Scriveva Guido Carli, in Cinquant'anni di vita italiana:" L'Unione europea implica la concezione dello stato minimo, l'abbandono dell'economia mista, l'abbandono della programmazione economica, la ridefinizione delle modalità di composizione della spesa, una redistribuzione delle responsabilità che restringa il potere dei parlamenti e aumenti quello dei governi, il ripudio della gratuità diffusa, con conseguente riforma del sistema sanitario e di quello pensionistico, l'abolizione di ogni tipo di scala mobilie, la riduzione delle aree popolari di privilegio, la mobilità dei fattori produttivi, la scomparsa dello stato dal sistema del credito e dell'industria, l'abbandono dei comportamenti inflazionistici non soltanto da parte dei lavoratori, ma anche dei produttori dei servizi, l'abolizione delle normative che prevedono prezzi amministrati e tariffe. In altre parole, un nuovo patto coi cittadini affinché vengano diretti da élite competenti che mitighino la debolezza congenita della democrazia… "
Che dire, il Trattato di Maastrich venne firmato proprio da Guido Carli, ex Governatore della Banca d'Italia e ministro del Tesoro proprio in quel terribile scorcio nel 1992, che tutti ricordiamo bene.
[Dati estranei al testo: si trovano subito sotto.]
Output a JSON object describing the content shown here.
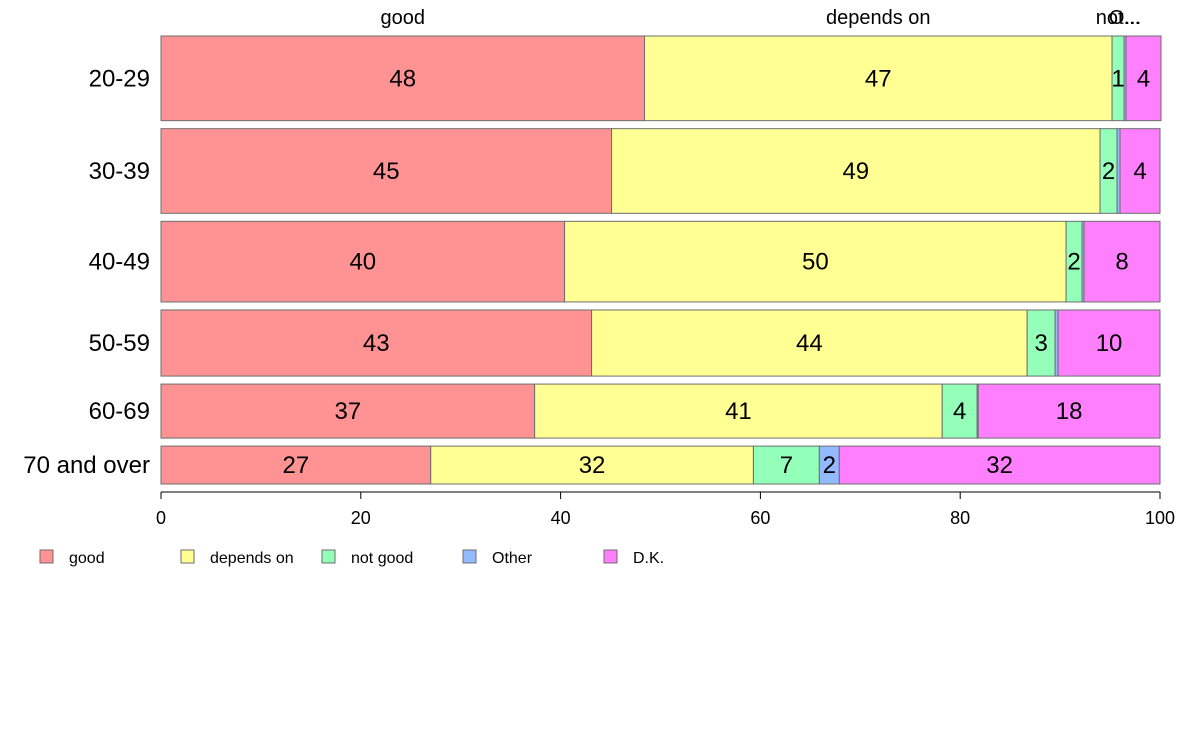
{
  "chart_data": {
    "type": "bar",
    "orientation": "horizontal",
    "stacked": true,
    "percent": true,
    "categories": [
      "20-29",
      "30-39",
      "40-49",
      "50-59",
      "60-69",
      "70 and over"
    ],
    "category_weights": [
      1.05,
      1.05,
      1.0,
      0.82,
      0.67,
      0.47
    ],
    "series": [
      {
        "name": "good",
        "color": "#ff9393",
        "values": [
          48.4,
          45.1,
          40.4,
          43.1,
          37.4,
          27.0
        ]
      },
      {
        "name": "depends on",
        "color": "#ffff93",
        "values": [
          46.8,
          48.9,
          50.2,
          43.6,
          40.8,
          32.3
        ]
      },
      {
        "name": "not good",
        "color": "#93ffb9",
        "values": [
          1.2,
          1.7,
          1.6,
          2.8,
          3.5,
          6.6
        ]
      },
      {
        "name": "Other",
        "color": "#93b9ff",
        "values": [
          0.2,
          0.3,
          0.2,
          0.3,
          0.1,
          2.0
        ]
      },
      {
        "name": "D.K.",
        "color": "#ff7fff",
        "values": [
          3.5,
          4.0,
          7.6,
          10.2,
          18.2,
          32.1
        ]
      }
    ],
    "segment_labels": [
      [
        "48",
        "47",
        "1",
        "",
        "4"
      ],
      [
        "45",
        "49",
        "2",
        "",
        "4"
      ],
      [
        "40",
        "50",
        "2",
        "",
        "8"
      ],
      [
        "43",
        "44",
        "3",
        "",
        "10"
      ],
      [
        "37",
        "41",
        "4",
        "",
        "18"
      ],
      [
        "27",
        "32",
        "7",
        "2",
        "32"
      ]
    ],
    "top_labels": [
      "good",
      "depends on",
      "not...",
      "O..."
    ],
    "xlim": [
      0,
      100
    ],
    "xticks": [
      0,
      20,
      40,
      60,
      80,
      100
    ],
    "legend": {
      "position": "bottom-left",
      "entries": [
        "good",
        "depends on",
        "not good",
        "Other",
        "D.K."
      ]
    },
    "grid": false,
    "title": "",
    "xlabel": "",
    "ylabel": ""
  }
}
Quanto alle cose militari, l'analisi è apprezzabile, ma forse il tarl, per come la poni tu, sta nel fatto che Hitler sia stato sconfitto proprio da un suo omologo, ossia un pazzo maniaco pari suo, un accentratore di decisioni ancora peggiore di Hitler, che faceva assassinare i suoi generali migliori, e mi riferisco all'eliminazione, esiziale per l'Unione Sovietica, di Tuchacevskij nel 1937. Stalin era affetto da tutti quei disturbi della personalità che giustamente attribuisci al suo omologo tedesco, qualcosa in più da una parte e qualcosa in meno dall'altra. Inoltre il sistema comunista era dirigista e soggetto a meticolosa programmazione, tutto il contrario del sistema da te auspicato. Eppure i russi hanno vinto. Certo però hanno perso la Guerra Fredda, e anche malamente. Ma oggi invece? Mi pare che siano loro quelli che vinceranno. Credo che, nelle guerre moderne, quel conti è la produzione industriale, e quindi la governance, rispetto alle volontà dei singoli uomini o alle capacità dei leader delle forze armate. Quando la produzione industriale raggiunge una massa critica gli eserciti che se ne servono non possono essere arrestati, anche se dall'altra parte vi sono prodotti anche migliori. I tedeschi produssero 6000 ottimi carri Panther nel corso dell'intero conflitto, forse i migliori dell'intero conflitto. Come il Me262. Però gli americani assemblavano diecimila pessimi Sherman ogni mese e migliaia di F4U e di P51.
Condivido pienamente il tuo pensiero finale: alla fine è il più forte a prevalere. Anche se Hitler avesse conquistato Mosca, o i giapponesi avessero vinto a Midway, o Napoleone fosse riuscito a trionfare a Waterloo, i destini delle nazioni coinvolte non sarebbero cambiati.
Infine, grazie per aver menzionato Tuchacevskij: non conoscevo la sua storia, e l'ho letta con grande interesse. Un saluto!